**Note: I wrote this for a Fiction Writing class in 2013. I rediscovered it on my Google Drive today and thought I would share it. Not a traditional blog post, this fictional story draws vaguely on personal experience. Maybe I’ll share that sometime. 🙂 ❤ enjoy!
How To Come Home From an International Vacation
First you have to tear yourself away from wherever you are that required a stamp on your passport. Make peace with the fact that you have to leave wherever you were just wandering. Make peace with the fact that you have to return home to monotony and a depleted bank account. Board your plane and settle between two overweight Europeans who don’t speak a word of English. Thank God for melatonin, take a pill and prepare to sleep through the eight hour red eye flight.
Wake up three hours into the flight. Fidget. Wake the guy to your left with your leg shaking. Apologize even though you’re sure he thinks you’re a spoiled American, so know that your apology only goes so far. Close your eyes and daydream about where you had just been, and try not to think about that sandwich you got from the cart on the street that was the best sandwich of your life as you eat that awful airplane food. Poke at a questionable meatball. Cover that meatball with your napkin and try not to make a disgusted face so you don’t offend the flamboyant flight attendant, even though you’re sure he knows the food is awful, too.
The time will pass slowly. Do your best not to lose your sanity. Your friends will pass you on the way to the restroom, but aside from eye contact and a weak smile, they won’t acknowledge you. They’re just as weary as you are, and these eight hours are a break from being so close for the past week. Now you know why you value your alone time so much.
Finally, exit your jet on solid, American soil. Check your connecting flight ticket. Realize your gate is on the opposite side of the giant airport where you just arrived. Realize if you don’t run, you’re going to miss it. Rally your friends, who will tell you to chill out. Relax. Breathe. You’ve got time. The thing is, you know you’re right. You don’t have time, not really, and if you don’t run and run fast you’re going to miss it. Roll your eyes when your friends turn their backs. Practice your I-told-you-so face when they aren’t looking.
Get in line at domestic security and have a bad case of deja vu. You just did this over in Europe nine hours ago. Where does TSA think you acquired a weapon since then? Feel bad for being angry, but be angry anyway. Wish, for the millionth time, that September 11th didn’t happen. Stop being angry when you see the American flag. Feel a sense of pride swell in your gut at being American, even though you just spent the past week trying to convince other people you aren’t.

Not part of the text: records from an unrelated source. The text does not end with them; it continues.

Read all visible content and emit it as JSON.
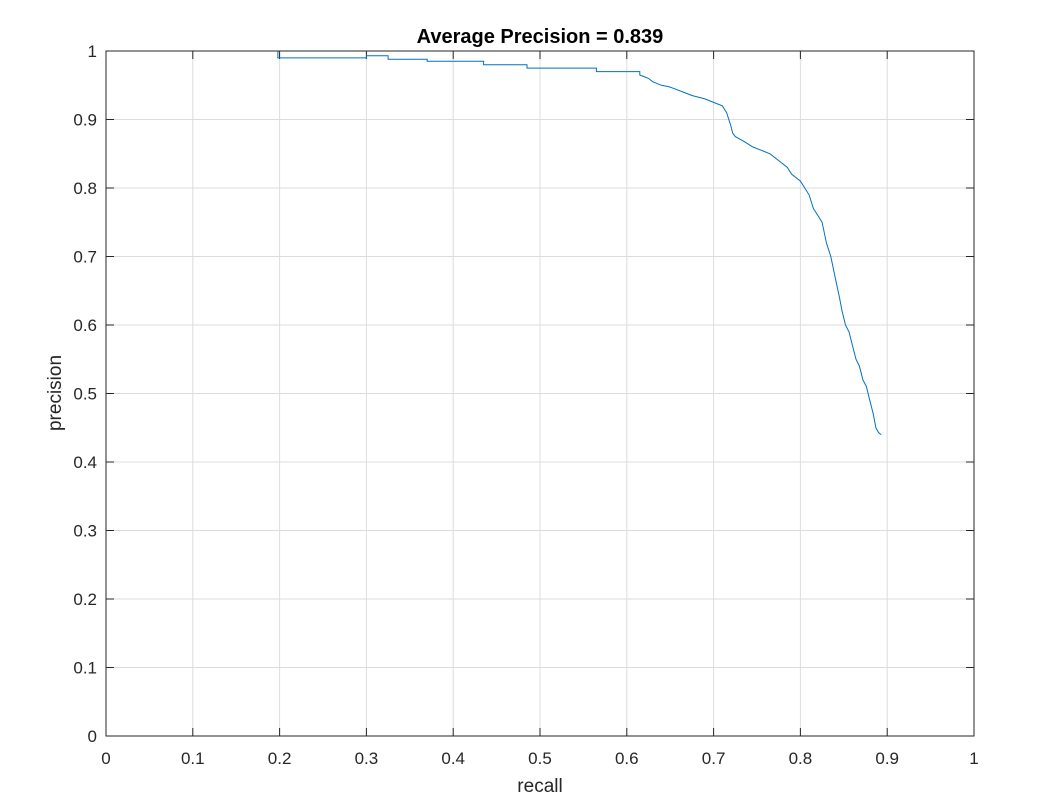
{
  "chart_data": {
    "type": "line",
    "title": "Average Precision = 0.839",
    "xlabel": "recall",
    "ylabel": "precision",
    "xlim": [
      0,
      1
    ],
    "ylim": [
      0,
      1
    ],
    "xticks": [
      "0",
      "0.1",
      "0.2",
      "0.3",
      "0.4",
      "0.5",
      "0.6",
      "0.7",
      "0.8",
      "0.9",
      "1"
    ],
    "yticks": [
      "0",
      "0.1",
      "0.2",
      "0.3",
      "0.4",
      "0.5",
      "0.6",
      "0.7",
      "0.8",
      "0.9",
      "1"
    ],
    "grid": true,
    "line_color": "#0072bd",
    "series": [
      {
        "x": [
          0,
          0.198,
          0.198,
          0.3,
          0.3,
          0.325,
          0.325,
          0.37,
          0.37,
          0.41,
          0.41,
          0.435,
          0.435,
          0.485,
          0.485,
          0.52,
          0.52,
          0.565,
          0.565,
          0.585,
          0.585,
          0.615,
          0.615,
          0.625,
          0.63,
          0.64,
          0.648,
          0.655,
          0.665,
          0.675,
          0.69,
          0.7,
          0.71,
          0.715,
          0.72,
          0.722,
          0.725,
          0.735,
          0.745,
          0.755,
          0.765,
          0.775,
          0.785,
          0.79,
          0.8,
          0.81,
          0.815,
          0.82,
          0.825,
          0.83,
          0.835,
          0.84,
          0.845,
          0.848,
          0.852,
          0.856,
          0.86,
          0.864,
          0.868,
          0.872,
          0.876,
          0.88,
          0.884,
          0.887,
          0.89,
          0.893
        ],
        "y": [
          1.0,
          1.0,
          0.99,
          0.99,
          0.993,
          0.993,
          0.988,
          0.988,
          0.985,
          0.985,
          0.985,
          0.985,
          0.98,
          0.98,
          0.975,
          0.975,
          0.975,
          0.975,
          0.97,
          0.97,
          0.97,
          0.97,
          0.965,
          0.96,
          0.955,
          0.95,
          0.948,
          0.945,
          0.94,
          0.935,
          0.93,
          0.925,
          0.92,
          0.91,
          0.89,
          0.88,
          0.875,
          0.868,
          0.86,
          0.855,
          0.85,
          0.84,
          0.83,
          0.82,
          0.81,
          0.79,
          0.77,
          0.76,
          0.75,
          0.72,
          0.7,
          0.67,
          0.64,
          0.62,
          0.6,
          0.59,
          0.57,
          0.55,
          0.54,
          0.52,
          0.51,
          0.49,
          0.47,
          0.45,
          0.443,
          0.44
        ]
      }
    ]
  }
}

Check your watch obsessively. As time seems to move faster, the line moves slower. When you finally get to the front of the line, take off your shoes to walk through the metal detector. Pretend not to notice when the TSA agent snickers at your mismatched socks–you’d like to see him try and find a matching pair after the week you just had. Slip your shoes back on. Resist the urge to yell at your best friend who wanted to keep her over three ounce water bottle and insisted on wearing her lace up knee high boots that are fabulous in all the ways they aren’t practical.
Get through security with your entire group intact, minus your best friend’s water bottle. Run.
Run like your life depends on it. You have three minutes. Realize you’re about ten minutes by a combination of tram and running from your gate. Run faster.
Get there four minutes after your flight pulled away from the gate. Through the window, you can see the plane waiting on the runway. If you had it in you and you wouldn’t be marked as a terrorist, you could run to get it. You’re sure of it. Snap at your best friend for her ridiculous shoes. Apologize when she walks off crying and you realize the stress is hurting everyone. Give her a hug, tell her you love her and her shoes, then figure out a way to get home.
Try and remain calm when the gate attendant tells you there’s another flight to Providence… tomorrow. There’s another problem–there are only five seats left on this flight, and there are six of you. Picture spending the night in the terminal and decide you need to get the hell out of there, now. Ask yourself why you ever said “I love traveling!” when in reality, traveling sucks. Arriving in one piece on time with all your luggage is what you really love; being there is even better. Fantasize for a minute about teleportation and ask yourself why it doesn’t exist yet.
Convince the gate attendant to switch your ticket to a flight leaving in an hour, but to Hartford, Connecticut, a good few hours from where you originally wanted to end up. Say goodbye to your friends, who are debating between roughing it or getting a hotel. Ditch them. Proceed to your new gate with your new boarding pass in hand. Arrive in Hartford and greet your mother, who left the house as soon as you called to come get you. Decide you won’t tell your friends she called you “baby” and let you finally get some sleep the whole way home.